Four years earlier, the SSAC appealed an injunction issued by Wyoming Circuit Judge John S. Hrko that allowed Wyoming East High School football player Jeremy Hedinger to keep playing until the SSAC provided him the opportunity to object to his suspension. Hedinger was ejected for allegedly punching an opposing player, which he denied, claiming that a video of the game clearly showed that he did not commit unsportsmanlike conduct.
The court held that the case was not ready for the SSAC's appeal, and sent it back to Hrko for additional proceedings.
In a concurring opinion, then-Chief Justice Larry Starcher wondered if the SSAC might be better served by instituting an appeals process for reviewing officials' decisions that have long-term consequences, such as suspensions.
"Where an official's ejection of a student from a game will have longer-term consequences beyond simply stopping the student from playing in the ongoing game, I believe that due process may require that a student who alleges serious error in the official's action can have access to some sort of forum or process in which the student can challenge the ruling and/or consequences," Starcher wrote.
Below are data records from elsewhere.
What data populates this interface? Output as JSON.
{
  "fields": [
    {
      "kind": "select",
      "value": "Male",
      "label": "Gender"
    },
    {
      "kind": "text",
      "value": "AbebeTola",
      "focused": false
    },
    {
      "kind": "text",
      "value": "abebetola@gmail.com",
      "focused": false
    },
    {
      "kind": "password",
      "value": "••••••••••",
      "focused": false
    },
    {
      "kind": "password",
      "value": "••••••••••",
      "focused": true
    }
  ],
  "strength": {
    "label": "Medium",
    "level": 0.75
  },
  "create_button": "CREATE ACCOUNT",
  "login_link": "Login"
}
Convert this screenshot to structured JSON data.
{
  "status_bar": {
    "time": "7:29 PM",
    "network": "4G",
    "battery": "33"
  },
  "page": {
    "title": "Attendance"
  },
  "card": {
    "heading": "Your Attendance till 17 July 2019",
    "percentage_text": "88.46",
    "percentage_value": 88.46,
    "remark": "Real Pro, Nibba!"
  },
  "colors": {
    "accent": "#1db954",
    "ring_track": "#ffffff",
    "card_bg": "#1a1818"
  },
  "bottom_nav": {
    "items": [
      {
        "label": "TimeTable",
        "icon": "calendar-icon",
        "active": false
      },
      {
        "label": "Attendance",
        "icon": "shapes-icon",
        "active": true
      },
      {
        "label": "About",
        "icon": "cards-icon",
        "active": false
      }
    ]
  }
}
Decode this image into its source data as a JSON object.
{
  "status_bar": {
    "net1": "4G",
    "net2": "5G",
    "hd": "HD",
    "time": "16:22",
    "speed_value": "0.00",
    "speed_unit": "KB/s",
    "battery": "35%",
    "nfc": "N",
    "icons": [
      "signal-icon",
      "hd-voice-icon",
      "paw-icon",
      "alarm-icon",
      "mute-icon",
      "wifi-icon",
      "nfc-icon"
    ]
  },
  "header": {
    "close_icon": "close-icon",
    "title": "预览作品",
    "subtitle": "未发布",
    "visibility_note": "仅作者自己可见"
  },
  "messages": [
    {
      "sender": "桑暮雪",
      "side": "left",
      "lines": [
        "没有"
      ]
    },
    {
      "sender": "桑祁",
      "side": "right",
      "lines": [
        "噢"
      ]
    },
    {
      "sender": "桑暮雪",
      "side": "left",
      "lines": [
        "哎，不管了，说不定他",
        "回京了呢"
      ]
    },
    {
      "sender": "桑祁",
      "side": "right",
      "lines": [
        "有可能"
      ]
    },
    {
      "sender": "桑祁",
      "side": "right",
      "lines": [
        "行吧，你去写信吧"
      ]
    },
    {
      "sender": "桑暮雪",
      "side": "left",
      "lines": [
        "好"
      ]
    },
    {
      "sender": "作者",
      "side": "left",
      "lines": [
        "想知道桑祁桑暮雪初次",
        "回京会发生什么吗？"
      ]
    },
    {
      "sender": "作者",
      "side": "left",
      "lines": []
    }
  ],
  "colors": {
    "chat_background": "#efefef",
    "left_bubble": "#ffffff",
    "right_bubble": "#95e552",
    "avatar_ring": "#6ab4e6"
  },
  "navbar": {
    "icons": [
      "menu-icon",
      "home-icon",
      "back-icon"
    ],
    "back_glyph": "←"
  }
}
In Hedinger's case, reviewing the video might have decided the matter, Starcher noted.
"If the SSAC had a provision that permitted the SSAC to consider such claims, the court system would not be the only place -- as it appears to be the case today -- where a student who claims to have been treated unfairly can seek relief," Starcher concluded.
In another football-related case, the court held in 1989 that the SSAC had unfairly applied its rules against "red-shirting," the practice where a student repeats a grade and sits out of athletics in order to be bigger, stronger and more mature when he or she returns to the playing field.
Chris Hamilton, considered one of the top 100 or so high school football players in the country, failed the ninth grade for academic reasons. When he reached his senior year for Herbert Hoover High School the SSAC ruled him ineligible, citing its anti-red-shirting rules.
Hamilton appealed to the SSAC's Board of Appeals and Board of Review, which both upheld the Commission's ruling. After he was again unsuccessful in Kanawha Circuit Court, he appealed his case to the state Supreme Court, which allowed him to play his senior season while the matter was pending.
"[I]n their zeal to ban [red-shirting], the Commission has cast its net too wide, taking in those, like Chris Hamilton, who have just had a run of bad luck in the classroom," the opinion states.
The SSAC could maintain its ban on red-shirting in a "more reasonable and less restrictive way" by delving deeper into whether the player actually intended to break the rules, the justices concluded.
"If the Commission limits its enforcement to cases of intentional athletic red-shirting, that is sufficient to protect the best interests of the student. Such a policy, although requiring more inquiry than a per se rule, insures that academic progress is not subverted to the ignoble ends of athletic boosters," the opinion states.